In Mali, authorities of the transition established the “talks of re-foundation” to question the end of the transition and think of an extension of their mandate. To legitimize the talks, they were inspired by point 2, article 2 of Chapter 2 of the transition charter, which stipulates that one of the missions of the transition is “the recovery of the state and the creation of conditions for the basis of its re-foundation.” The conclusions of various meetings of the re-foundation/national dialogue questioned the duration of the transition and created new challenges to be taken up by the authorities of the transition before any election. In Chad, the charter provides an 18-month mandate renewable once. This can tacitly transform the duration of the transition into three years.
Countries facing coups have different political and social contexts, and when the question of transition duration is debated, partners of the country regularly forget to look at it before proposing / fixing the duration. For example, Mali and Guinea do not have the same political context. While in Mali, there are issues of terrorism/violent extremism added to the question of governance, Guinea faces the problem of political governance. It is, therefore, difficult to fix the same duration of the transition in the two countries.
The other reason, and not the least, is the inadequacy of the transition missions listed in the charter and the duration desired by partners and national political actors. For example, in Mali, the transition missions listed in chapter 2 of the charter cannot only be carried out in 18 months, in particular the point on “the restoration and strengthening of security throughout the national territory.” It is impossible to solve the problem of insecurity in the whole of Malian territory in 18 months.
What Lessons Can We Learn?
The duration of the transition should be decided according to the clear mandate of the transition. Regional organizations and partners of countries affected by coups should propose the time frame of the transition in relation to the context prevailing in each country. It is not possible to arbitrarily set the duration of transition without examining the context and circumstances of the crisis that caused the putsch.

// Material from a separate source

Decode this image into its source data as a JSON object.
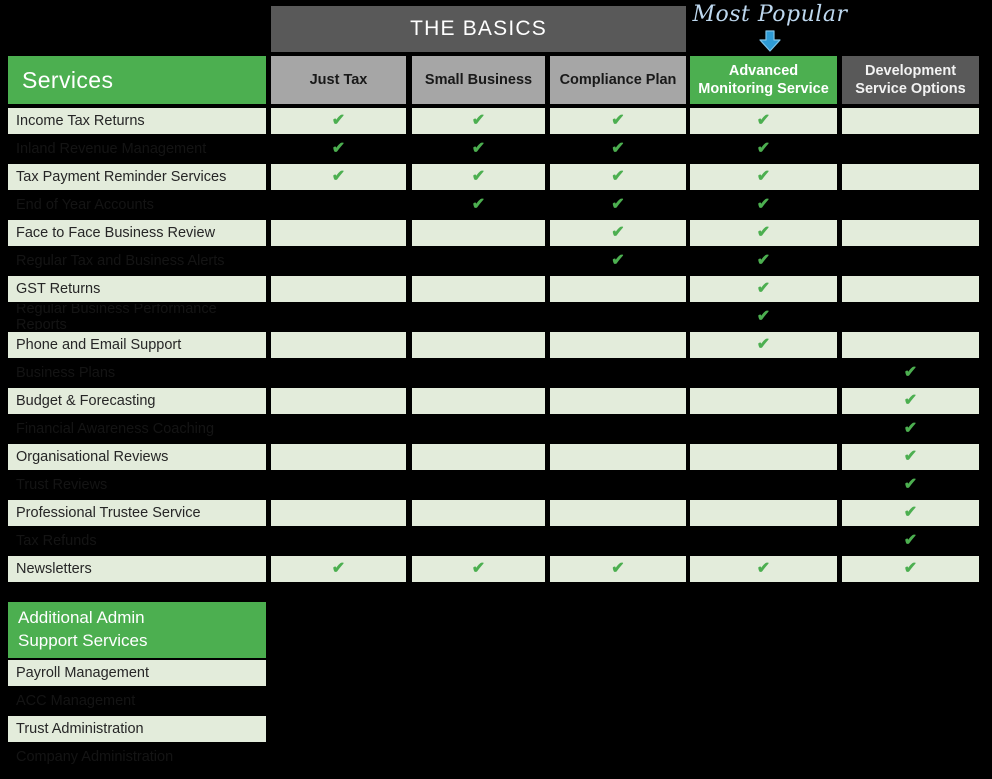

In some countries affected by coups, the mandate and the duration of the transition are not very clear. Elections should not also be the highest priority in a transition. The juntas in power should also know that contrary to what some observers recommend; the transition should not drag on or be seen as an opportunity to solve all the country’s problems, which would also seem somewhat illusory.
Dr. Delmas Tsafack is a Senior Policy Analyst in Governance and Democracy at the Nkafu Policy Institute. He holds a Ph.D. in History of International Relations from the University of Dschang, Cameroon and a Master’s degree in International Relations from the International Relations Institute of Cameroon (IRIC).